Anadolu Efes, hem saha içinde hem dışında ‘şampiyon’ karakteri gösterdi ve bu da başarıyı getirdi.
Takım içindeki bazı oyuncuları yakından tanıyorum ve onların bu karakterin dışına çıkacağına da hiç ihtimal vermiyorum. Yine ayakları yere sağlam basacak, duruşlarını ve çizgilerini koruyacaklardır. Bu şekilde devam ettikleri sürece de yol onlar için sonuna kadar açık olacaktır.
– Başarı böyle de geliyormuş
BGL’nin asıl amacının oyuncu kazanmak olduğunu hep vurguladık. Maç kazanmak için oyuncu kaybeden sistemi eleştirdik. Hem oyuncu hem maç kazanılabileceğini söyledik. Bu seviyede kulüplerin oyunculara belli bir kültür aşılaması gerektiğini vurguladık.
Ülke giderek kutuplaşırken, sporun birleştirici bir unsur olması gerekliliği zaten ortada. Kazanırken ‘kırıcı’ ve ‘incitici’ olmanın, insanlara tepeden bakmanın hiçbir faydası yok.
Anadolu Efes, bu sezon hem oyuncu, hem maç, hem şampiyonluk kazandı.
Üstelik bunu yaparken genel olarak oyuncular, aldıkları eğitim ve kültürle farklı bir duruş sergiledi.
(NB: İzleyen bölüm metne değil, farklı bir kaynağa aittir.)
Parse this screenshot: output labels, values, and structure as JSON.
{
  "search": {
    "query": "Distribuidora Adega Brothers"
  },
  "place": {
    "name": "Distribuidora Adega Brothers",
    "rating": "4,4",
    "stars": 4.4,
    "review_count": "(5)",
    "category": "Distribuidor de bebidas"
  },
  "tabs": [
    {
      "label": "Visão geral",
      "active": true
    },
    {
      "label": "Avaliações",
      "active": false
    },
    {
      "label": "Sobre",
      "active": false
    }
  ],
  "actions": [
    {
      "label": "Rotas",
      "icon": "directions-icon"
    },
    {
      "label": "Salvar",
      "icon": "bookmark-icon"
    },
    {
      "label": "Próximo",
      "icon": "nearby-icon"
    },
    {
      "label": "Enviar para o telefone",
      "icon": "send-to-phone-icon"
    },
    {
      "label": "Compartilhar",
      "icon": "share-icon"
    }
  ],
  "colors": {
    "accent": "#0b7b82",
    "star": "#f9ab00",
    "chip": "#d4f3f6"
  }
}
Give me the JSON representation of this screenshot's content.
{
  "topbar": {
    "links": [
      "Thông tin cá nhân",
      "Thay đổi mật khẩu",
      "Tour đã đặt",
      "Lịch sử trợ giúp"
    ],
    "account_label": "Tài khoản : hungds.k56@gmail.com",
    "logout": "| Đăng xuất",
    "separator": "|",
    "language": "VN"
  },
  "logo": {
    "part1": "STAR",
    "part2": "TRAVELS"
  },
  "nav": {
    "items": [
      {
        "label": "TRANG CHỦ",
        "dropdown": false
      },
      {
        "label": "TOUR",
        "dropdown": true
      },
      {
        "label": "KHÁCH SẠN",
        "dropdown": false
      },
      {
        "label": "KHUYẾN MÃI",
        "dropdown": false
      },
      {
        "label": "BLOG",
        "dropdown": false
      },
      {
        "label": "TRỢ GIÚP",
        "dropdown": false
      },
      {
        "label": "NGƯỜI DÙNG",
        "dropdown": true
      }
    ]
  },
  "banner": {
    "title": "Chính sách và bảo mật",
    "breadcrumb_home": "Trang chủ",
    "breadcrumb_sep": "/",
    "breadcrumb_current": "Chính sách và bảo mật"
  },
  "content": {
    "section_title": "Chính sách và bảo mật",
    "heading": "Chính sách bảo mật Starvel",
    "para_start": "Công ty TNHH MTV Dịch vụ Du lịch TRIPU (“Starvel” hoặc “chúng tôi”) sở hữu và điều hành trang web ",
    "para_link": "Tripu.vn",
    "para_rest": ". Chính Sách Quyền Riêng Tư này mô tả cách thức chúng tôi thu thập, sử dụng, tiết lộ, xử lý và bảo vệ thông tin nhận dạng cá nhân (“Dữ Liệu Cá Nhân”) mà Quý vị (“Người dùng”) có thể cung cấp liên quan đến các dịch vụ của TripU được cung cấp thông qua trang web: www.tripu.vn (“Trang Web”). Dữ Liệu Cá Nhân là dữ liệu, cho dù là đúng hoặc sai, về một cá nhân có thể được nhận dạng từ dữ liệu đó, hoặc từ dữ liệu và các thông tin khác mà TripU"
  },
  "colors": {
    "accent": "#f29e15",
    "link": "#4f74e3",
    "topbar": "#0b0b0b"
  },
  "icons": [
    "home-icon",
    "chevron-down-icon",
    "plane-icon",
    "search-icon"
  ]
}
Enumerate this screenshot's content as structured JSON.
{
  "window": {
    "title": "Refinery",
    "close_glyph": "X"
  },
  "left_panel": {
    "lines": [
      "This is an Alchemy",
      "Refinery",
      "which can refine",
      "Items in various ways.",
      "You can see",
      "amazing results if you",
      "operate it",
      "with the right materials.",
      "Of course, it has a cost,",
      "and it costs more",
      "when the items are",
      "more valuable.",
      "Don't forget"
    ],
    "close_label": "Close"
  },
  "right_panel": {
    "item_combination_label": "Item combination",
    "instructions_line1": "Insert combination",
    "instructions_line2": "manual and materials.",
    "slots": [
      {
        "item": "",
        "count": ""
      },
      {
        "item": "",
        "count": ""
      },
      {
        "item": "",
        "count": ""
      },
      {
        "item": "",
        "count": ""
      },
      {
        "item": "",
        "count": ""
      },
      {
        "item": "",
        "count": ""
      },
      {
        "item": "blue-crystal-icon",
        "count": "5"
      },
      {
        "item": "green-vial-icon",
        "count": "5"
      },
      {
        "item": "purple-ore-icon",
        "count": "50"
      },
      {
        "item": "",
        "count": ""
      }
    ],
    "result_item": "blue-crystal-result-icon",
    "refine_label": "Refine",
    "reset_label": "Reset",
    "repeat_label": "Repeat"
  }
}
Her an mütevazı kaldılar, kırmadan dökmeden, kimseyi tahrik etmeden zaferi sonuna kadar, hak ettileri gibi kutladılar.
Demek ki, bu ülkede böyle şeyler de olabiliyormuş. Çocuklar, bize bunu gösterdi. Bir takımın, her takım sempatizanları tarafından takdir edilebileceğini ve alkışlanabileceğini öğretti.
– Buralar değerlenebilir
Ayrı başlık altında yazılması ve tartışılması gereken bir konuya da kısadan değinerek sözlerimi sonlandırayım.
Ülkenin ekonomik şartları ve kulüplerin içinde bulunduğu durum ortada. Bazı kulüpler bir şekilde ayakta kalabiliyor. Ancak bunun şu anki şartlarda ne derece sürdürülebilir olduğu tartışmaya açık.
BGL’de çok yetenekli, çok özel oyuncular var. Bunların tamamı ileride yıldız olur gibi bir iddiam yok. Ancak rotasyonda 10-15 dakika süre alabilecek 1-2 oyuncu bile çıkartabilseniz, size nerden baksanız 1-2 milyon euroluk rahatlık sağlar.